Here’s where the story is going to strain reader credibility, but you know, when you’re in the middle of the story things are not always obvious. It’s only later when you start adding it all up that you see how you were steered wrong and should have done it differently.

It looked sort-of shabby but we went in and it was cheap and we were tired and just wanted to sit quietly for a bit and the traffic was stacked up out front and I saw this lovely postcard and I thought how bad can it be? So when Bob said what do you think? I said, I guess it will be fine.

But as we’re standing there I’m reading these signs posted everywhere about no guests and no loitering and no refunds (has there ever been a bigger red flag anywhere in the history of red flags?) my heart is telling me RUN! but my head is telling me to get over it, it was just one night and that seemed okay until we saw the inside of the room which is my top two grimmest hotel rooms of all time. Please let that not be “so far.” Stained carpet, patched walls, tiny bed and smelled like smoker heaven.

“I’m certain someone has been murdered in this room,” I said. But we laughed and convinced ourselves it wasn’t so bad. We put our stuff down and went to visit our friends.

When we returned, the room was worse than we remembered. No hangers for our coats. The lamp didn’t work. One towel. Bob went to get a new lightbulb and when he returned, I had my bags in my hands, “Let’s just cut our losses and go to Travel Lodge.”

He talked me out of it but he was upset that I was upset and he sat down in a Thinker pose if The Thinker was wearing a baggy sweater and looking completely demoralized.

“I can’t figure out how this happened,” he said.

I crawled under a bedspread that I’m certain was a table cloth for a smoking convention and tried to fall asleep and my digestive system went ornery. We ate a big lunch and dinner and both with rich foods and it was just enough for that gross indigestion-y nausea that makes it impossible to relax when you’re trying to sleep, even in a nice hotel room. I finally drifted off for an hour or so and when I woke up Bob was up reading. I felt even worse and finally confessed to Bob and he went and found a cup in the lobby (free coffee station) because we didn’t have one in the room and I drank some alka seltzer. Bob said, “Do you want to leave?”

And I said, “Of course not, we have plans tomorrow.

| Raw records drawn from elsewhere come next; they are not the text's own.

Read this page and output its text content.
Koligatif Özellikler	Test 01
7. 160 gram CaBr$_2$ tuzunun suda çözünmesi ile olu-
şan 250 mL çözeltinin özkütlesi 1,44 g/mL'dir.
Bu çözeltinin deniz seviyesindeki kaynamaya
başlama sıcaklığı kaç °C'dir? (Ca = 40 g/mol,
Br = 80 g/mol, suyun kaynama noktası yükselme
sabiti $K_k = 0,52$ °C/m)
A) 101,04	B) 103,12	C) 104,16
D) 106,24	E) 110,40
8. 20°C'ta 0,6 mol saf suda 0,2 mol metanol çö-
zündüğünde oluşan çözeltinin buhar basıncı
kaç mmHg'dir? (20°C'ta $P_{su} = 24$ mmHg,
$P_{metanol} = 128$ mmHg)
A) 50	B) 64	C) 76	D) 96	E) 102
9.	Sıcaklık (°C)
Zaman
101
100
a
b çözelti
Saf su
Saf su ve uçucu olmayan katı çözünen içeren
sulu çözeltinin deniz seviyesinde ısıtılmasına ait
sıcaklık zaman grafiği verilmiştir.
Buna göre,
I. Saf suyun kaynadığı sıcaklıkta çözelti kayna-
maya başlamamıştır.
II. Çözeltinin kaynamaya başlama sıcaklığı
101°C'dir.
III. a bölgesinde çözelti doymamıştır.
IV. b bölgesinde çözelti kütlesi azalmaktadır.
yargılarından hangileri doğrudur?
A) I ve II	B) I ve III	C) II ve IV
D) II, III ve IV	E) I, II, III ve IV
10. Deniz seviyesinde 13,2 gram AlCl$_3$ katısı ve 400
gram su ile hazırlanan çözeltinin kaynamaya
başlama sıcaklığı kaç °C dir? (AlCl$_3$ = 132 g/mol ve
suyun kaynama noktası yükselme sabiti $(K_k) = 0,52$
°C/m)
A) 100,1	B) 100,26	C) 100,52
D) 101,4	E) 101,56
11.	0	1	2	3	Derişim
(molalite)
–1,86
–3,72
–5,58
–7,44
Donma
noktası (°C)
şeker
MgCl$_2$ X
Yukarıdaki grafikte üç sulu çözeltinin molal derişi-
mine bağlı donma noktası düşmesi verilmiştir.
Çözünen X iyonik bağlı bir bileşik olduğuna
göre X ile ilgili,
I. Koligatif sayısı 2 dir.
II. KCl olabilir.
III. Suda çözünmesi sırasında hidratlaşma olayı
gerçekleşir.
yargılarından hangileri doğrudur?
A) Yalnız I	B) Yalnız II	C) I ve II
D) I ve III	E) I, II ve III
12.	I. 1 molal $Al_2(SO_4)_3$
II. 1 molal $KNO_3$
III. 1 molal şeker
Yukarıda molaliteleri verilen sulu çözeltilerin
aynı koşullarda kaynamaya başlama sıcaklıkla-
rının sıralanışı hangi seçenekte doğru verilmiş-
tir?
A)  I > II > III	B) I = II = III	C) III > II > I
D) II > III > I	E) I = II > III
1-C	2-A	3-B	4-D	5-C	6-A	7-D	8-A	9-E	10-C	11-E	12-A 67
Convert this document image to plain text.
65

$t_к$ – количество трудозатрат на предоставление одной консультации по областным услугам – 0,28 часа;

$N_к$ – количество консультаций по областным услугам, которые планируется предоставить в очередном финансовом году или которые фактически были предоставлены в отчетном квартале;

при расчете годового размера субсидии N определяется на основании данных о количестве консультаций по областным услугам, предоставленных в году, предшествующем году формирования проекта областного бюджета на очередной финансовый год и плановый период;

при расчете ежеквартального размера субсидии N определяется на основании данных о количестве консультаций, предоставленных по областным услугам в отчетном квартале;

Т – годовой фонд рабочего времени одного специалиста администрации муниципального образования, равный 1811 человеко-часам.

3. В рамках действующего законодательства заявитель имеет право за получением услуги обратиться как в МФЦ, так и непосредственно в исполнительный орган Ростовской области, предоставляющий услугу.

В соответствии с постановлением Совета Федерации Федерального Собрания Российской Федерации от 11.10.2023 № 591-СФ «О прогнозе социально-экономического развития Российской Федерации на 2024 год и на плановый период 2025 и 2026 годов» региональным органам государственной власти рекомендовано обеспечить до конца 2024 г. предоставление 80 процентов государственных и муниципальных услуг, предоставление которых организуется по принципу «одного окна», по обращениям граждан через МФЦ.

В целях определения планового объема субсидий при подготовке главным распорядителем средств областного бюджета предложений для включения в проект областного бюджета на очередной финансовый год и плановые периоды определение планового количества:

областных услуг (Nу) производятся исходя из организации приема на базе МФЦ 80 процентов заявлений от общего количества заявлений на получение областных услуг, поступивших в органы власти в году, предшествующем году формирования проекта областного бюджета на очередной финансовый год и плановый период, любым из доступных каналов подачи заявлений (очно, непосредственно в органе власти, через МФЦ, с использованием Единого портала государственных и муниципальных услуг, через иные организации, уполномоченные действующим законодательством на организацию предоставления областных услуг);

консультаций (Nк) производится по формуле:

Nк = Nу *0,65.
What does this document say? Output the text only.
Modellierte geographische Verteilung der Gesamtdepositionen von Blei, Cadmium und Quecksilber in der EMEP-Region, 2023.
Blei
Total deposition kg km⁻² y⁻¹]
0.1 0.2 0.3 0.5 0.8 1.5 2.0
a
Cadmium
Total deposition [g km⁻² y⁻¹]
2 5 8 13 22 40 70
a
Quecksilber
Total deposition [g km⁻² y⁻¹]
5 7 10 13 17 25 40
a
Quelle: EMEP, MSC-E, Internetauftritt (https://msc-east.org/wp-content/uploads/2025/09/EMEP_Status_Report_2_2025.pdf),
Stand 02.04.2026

Our friends will hate us and never invite us to anything ever again. Who drives for three hours in the middle of the night? We can live through one night in a shitbag hotel.” (The conversation actually went on a lot longer and had lots of colorful parts to it.)

I still couldn’t settle and I tried to read my book. I noticed a giant gap in the curtains and because it was one of the least sexy moment you can imagine, I turned to Bob and said, “You wanna have wild sex?” and he, who has never answered that question this way, even when offered in jest, said, “NO! I want to go home.”

Then the room phone rang.

And there was no one there.

We got up and started packing. It rang again and I unplugged it from the wall. By 2:30am we were zooming through downtown Seattle and we were home and in bed by 5:30am.

We just washed our hair with gasoline and now I’m preparing to burn our clothes. What a weekend!